Caution: doing this can cause the VMs on the host to failover to other hosts in the cluster. - (I think this is to begin to lead me to the ultimate fix) Check the certificate info of each vSAN host in Storage Provider. They should be issued by the same Platform Service Controller (my vCenter is the vCSA wit the external PSC, instead of the embedded PSC). In my case, the certificate of the two “problem” vSAN hosts is issued by the VC host; the certificate of the “good” vSAN hosts is issued by the PSC host. I don’t know what the cause of these hosts having different certificate issuers, since I don’t have the history of how these PSC and VC were deployed.
- To further confirm the ESXi host certificate is the problem
- Login vCenter server as “administrator@vsphere.local’
- Home, Administration, Deployment, System Configuration, Nodes, PSC node, Manage, Certificate Authority (if selecting VC node, there is no Certificate Authority tab under Manage)
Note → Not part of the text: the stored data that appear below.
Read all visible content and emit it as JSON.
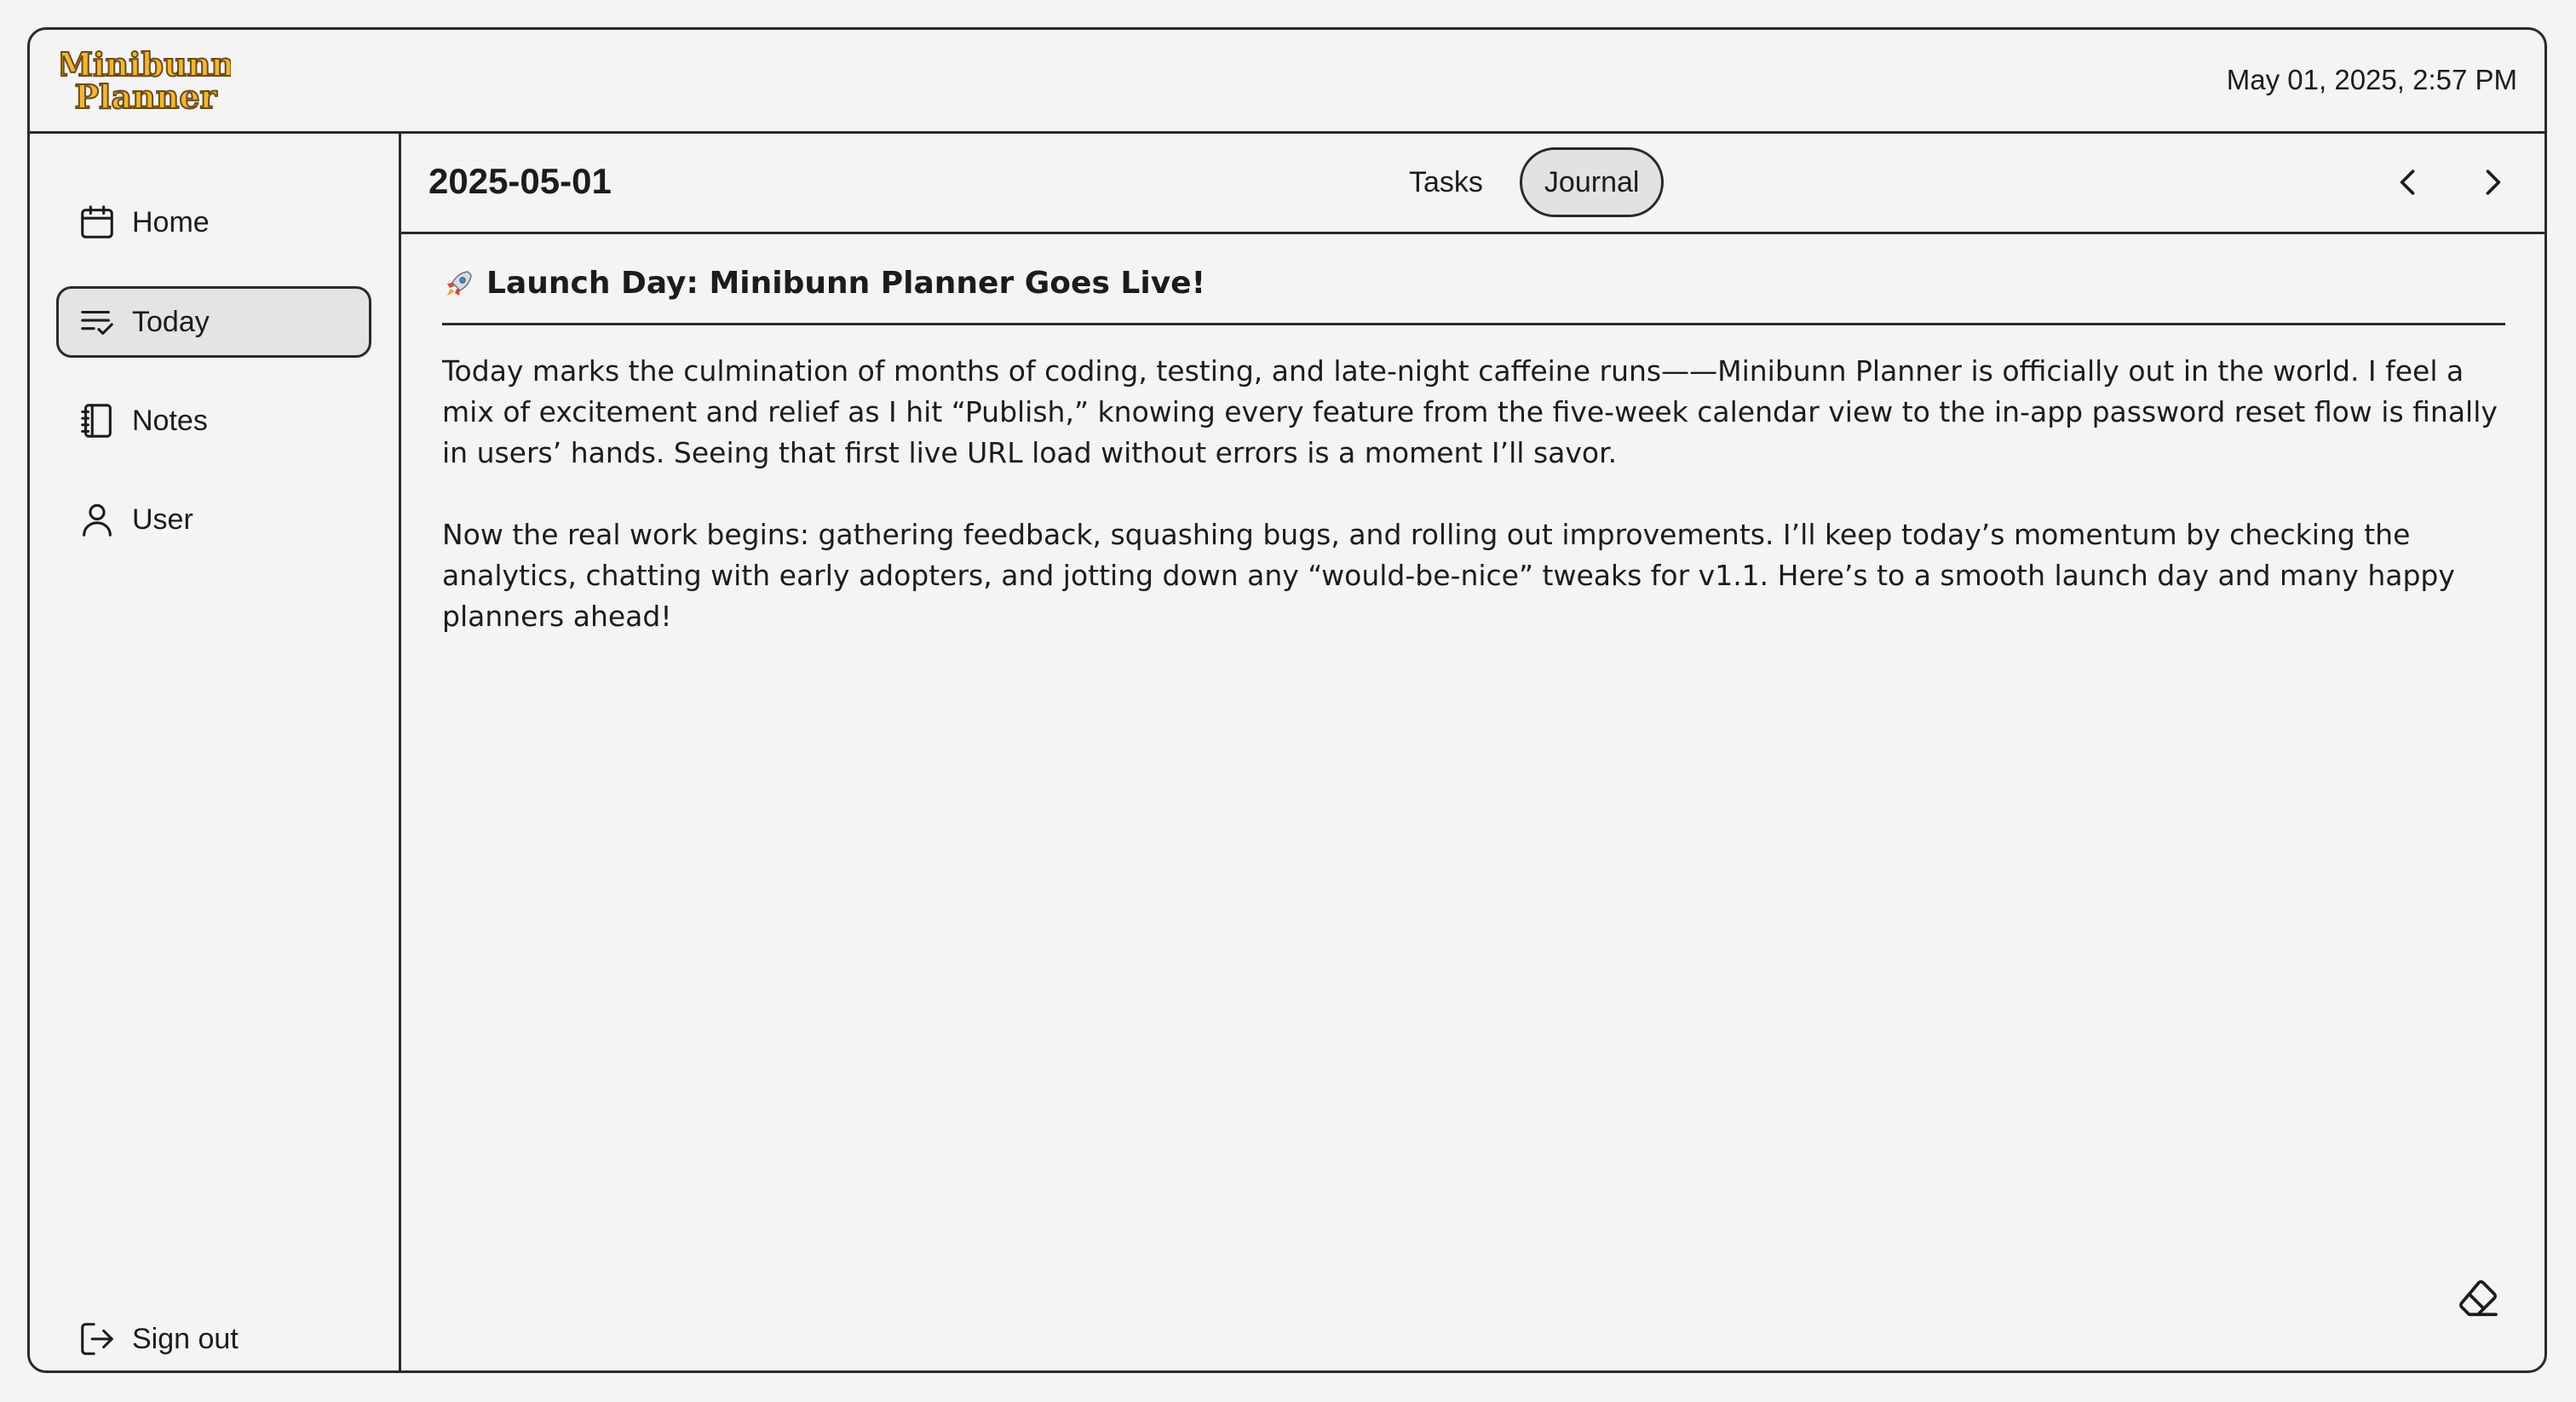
{
  "app": {
    "logo_text_line1": "Minibunn",
    "logo_text_line2": "Planner",
    "datetime": "May 01, 2025, 2:57 PM",
    "colors": {
      "logo_fill": "#f2b634",
      "logo_stroke": "#6b4a16",
      "border": "#2a2a2a",
      "background": "#f4f4f4"
    }
  },
  "sidebar": {
    "items": [
      {
        "label": "Home",
        "icon": "calendar-icon",
        "active": false
      },
      {
        "label": "Today",
        "icon": "checklist-icon",
        "active": true
      },
      {
        "label": "Notes",
        "icon": "notebook-icon",
        "active": false
      },
      {
        "label": "User",
        "icon": "user-icon",
        "active": false
      }
    ],
    "signout": {
      "label": "Sign out",
      "icon": "sign-out-icon"
    }
  },
  "main": {
    "date": "2025-05-01",
    "tabs": [
      {
        "label": "Tasks",
        "active": false
      },
      {
        "label": "Journal",
        "active": true
      }
    ],
    "prev_icon": "chevron-left-icon",
    "next_icon": "chevron-right-icon",
    "clear_icon": "eraser-icon"
  },
  "journal": {
    "emoji": "rocket-icon",
    "title": "Launch Day: Minibunn Planner Goes Live!",
    "paragraphs": [
      "Today marks the culmination of months of coding, testing, and late-night caffeine runs——Minibunn Planner is officially out in the world. I feel a mix of excitement and relief as I hit “Publish,” knowing every feature from the five-week calendar view to the in-app password reset flow is finally in users’ hands. Seeing that first live URL load without errors is a moment I’ll savor.",
      "Now the real work begins: gathering feedback, squashing bugs, and rolling out improvements. I’ll keep today’s momentum by checking the analytics, chatting with early adopters, and jotting down any “would-be-nice” tweaks for v1.1. Here’s to a smooth launch day and many happy planners ahead!"
    ]
  }
}
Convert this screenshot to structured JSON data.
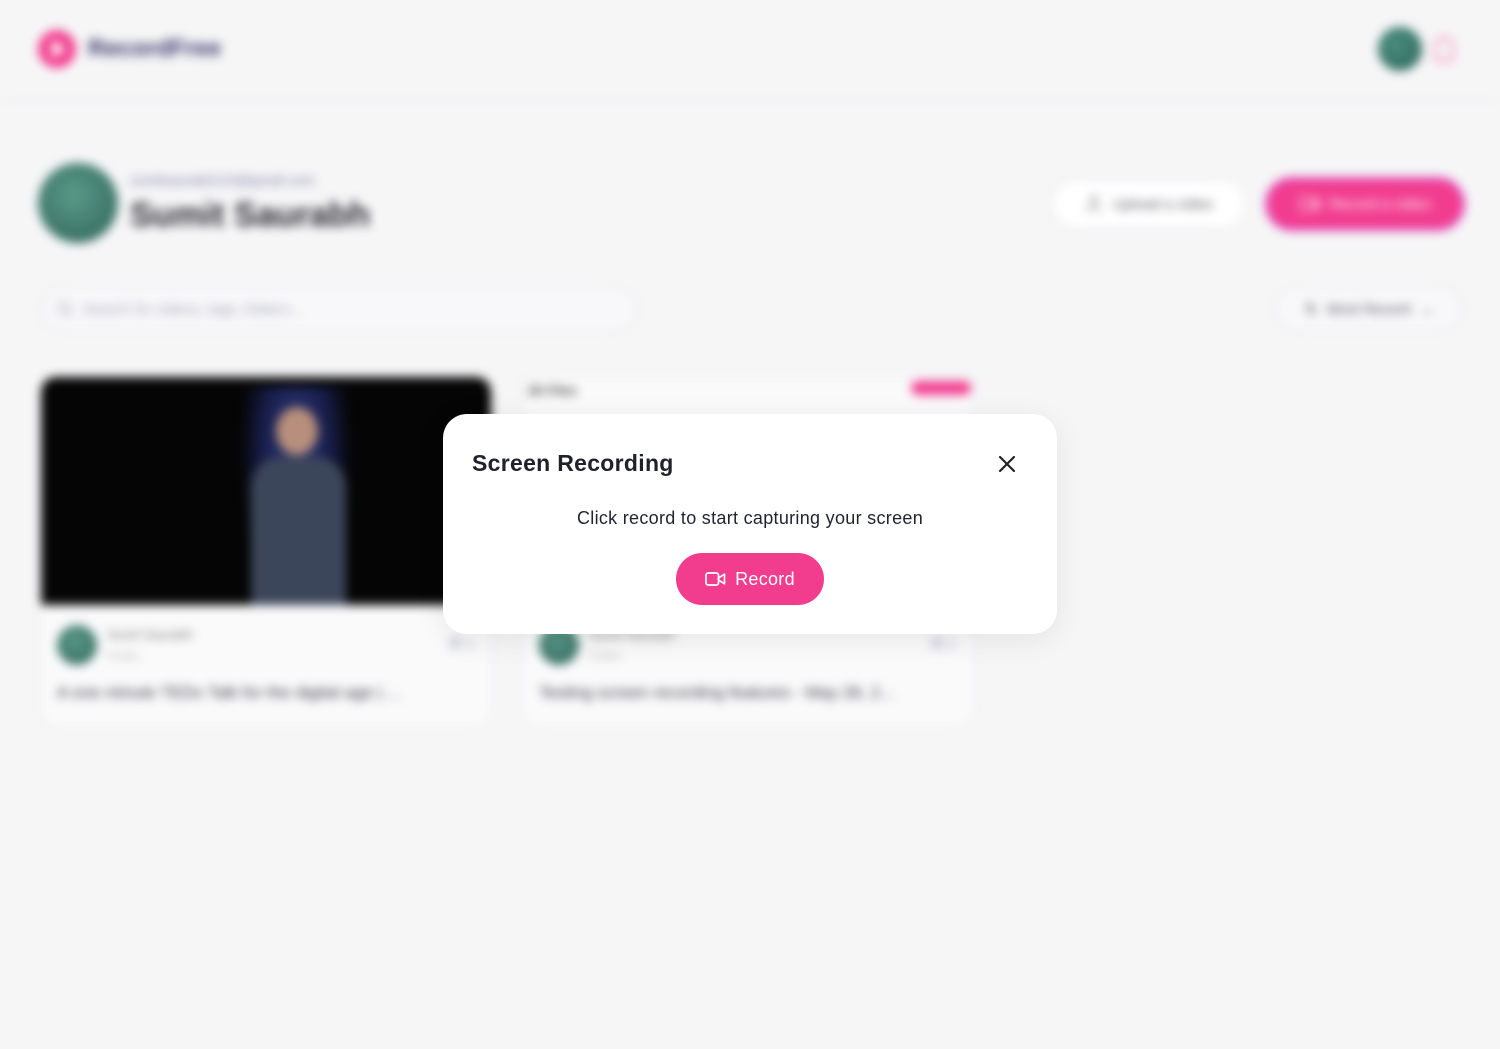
{
  "app": {
    "brand": "RecordFree"
  },
  "profile": {
    "email": "sumitsaurabh115@gmail.com",
    "name": "Sumit Saurabh"
  },
  "actions": {
    "upload_label": "Upload a video",
    "record_label": "Record a video"
  },
  "search": {
    "placeholder": "Search for videos, tags, folders..."
  },
  "sort": {
    "selected": "Most Recent"
  },
  "videos": [
    {
      "author": "Sumit Saurabh",
      "visibility": "Public",
      "views": "1",
      "title": "A one minute TEDx Talk for the digital age | ..."
    },
    {
      "thumb_title": "JD Files",
      "author": "Sumit Saurabh",
      "visibility": "Public",
      "views": "1",
      "title": "Testing screen recording features - May 28, 2..."
    }
  ],
  "modal": {
    "title": "Screen Recording",
    "message": "Click record to start capturing your screen",
    "record_label": "Record"
  },
  "icons": {
    "close": "close-icon",
    "record": "video-camera-icon"
  },
  "colors": {
    "accent": "#f23d8f",
    "modal_bg": "#ffffff",
    "page_bg": "#f6f6f7"
  }
}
- Enter the password of “administrator@vsphere.local” again
- Active Certificate, all the ESXi hosts are listed, except the two “problem” vSAN hosts
- It makes sense why the certificates of the two “problem” vSAN hosts are missing here, because they are issued by the VC host, not the PSC host. But it does not make sense how they received the “problem” certificate since there is no Certificate Authority on the VC host.
- Once the cause is identified, the fix is to re-issue the certificate to the two “problem” vSAN hosts.
- In vSphere web client, the “problem” vSAN host, Manage, Settings, Certificate
- Here is also showed the host certificate issuing by the wrong host (the VC host)
- Click Renew to request a new certificate
- Caution: Once clicking the Renew button, the host HA agent was restarted. Some VMs on the host failed over to the remaining hosts, even the VMs seem no downtime.
Before renewing the certificate
After renewing the certificate - Once the host certificates are re-issued by the PSC, the vSAN Performance service status is showed “Passed”
Conclusion
- The cause of the vSAN Performance service “Host Not Contributing Stats” in my case is the “problem” vSAN host having the wrong host certificate.
- I don’t know how these “problem” hosts received the wrong host certificate.
- When the vCSA with the external PSC, the host certificate is issued by the PSC host.
- Re-issuing or renewing the host certificate will restart the host HA agent. It can cause the VMs on the host migrating to other hosts.